Shell Script Portability Hints (or so much for POSIX)
The first rule is to never assume anything is where you think it is, /usr/bin/env is your friend, especially in combination with #!
Use commands in preference to environment variables, although it’s nice that environment variables like $PWD and $USER maybe set they aren’t always what you are looking for. For instance on FreeBSD if you are in your home directory, $PWD will probably read /home/user_name, but if you want the absolute path you should use $(pwd -P) or $(/bin/pwd) (shell built-in vs command) which will yield /usr/home/user_name, two very different results. On Solaris $USER isn’t set, you need to use $LOGNAME instead or better $(/usr/ucb/whoami)
I’m not sure why the command line double-dash option, for example”–something” came into being, but it is not very portable when it comes to basic UNIX commands like “ln”, “tar”, or anything else for that matter, always use the short form for your scripts, so “ln -s -f” instead of “ln -s –force”
Use indirection, create your own set of environment variables/functions that have the correct platform dependent references set upon initialization and then you can change your platform without modifying your main scripts. Your script may be a little uglier but it will run much better.

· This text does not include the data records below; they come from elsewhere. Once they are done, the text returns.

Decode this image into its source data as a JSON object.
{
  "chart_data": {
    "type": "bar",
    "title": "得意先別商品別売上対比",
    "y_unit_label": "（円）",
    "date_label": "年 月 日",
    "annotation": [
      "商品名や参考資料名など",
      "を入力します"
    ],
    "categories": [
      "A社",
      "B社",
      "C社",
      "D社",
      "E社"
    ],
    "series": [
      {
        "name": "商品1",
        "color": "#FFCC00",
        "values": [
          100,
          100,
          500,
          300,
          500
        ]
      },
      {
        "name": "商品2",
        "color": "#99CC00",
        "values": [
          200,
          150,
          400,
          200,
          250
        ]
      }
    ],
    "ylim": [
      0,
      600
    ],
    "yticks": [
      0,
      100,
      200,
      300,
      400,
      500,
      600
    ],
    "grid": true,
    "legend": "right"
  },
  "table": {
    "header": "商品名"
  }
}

Pipelining is still your friend, many commands like tar have shortcuts to avoid piplining for instance “tar zxf” to automatically decompress the file before untaring it, nice and easy to write but not very portable. Instead use the long form “gzcat filename | tar xf – “, also you will probably need to “cd dirname” to your directory instead of using “-C dirname” which isn’t supported on all platforms.
For cross platform testing (if you care about such things or need to worry about it) get yourself a copy of VMWare and set up your target test environments and start testing as destructively as you like, this beats dual booting or running multiple machines, you can have one virtual QA environment setup, VMWare Server is particularly good for this.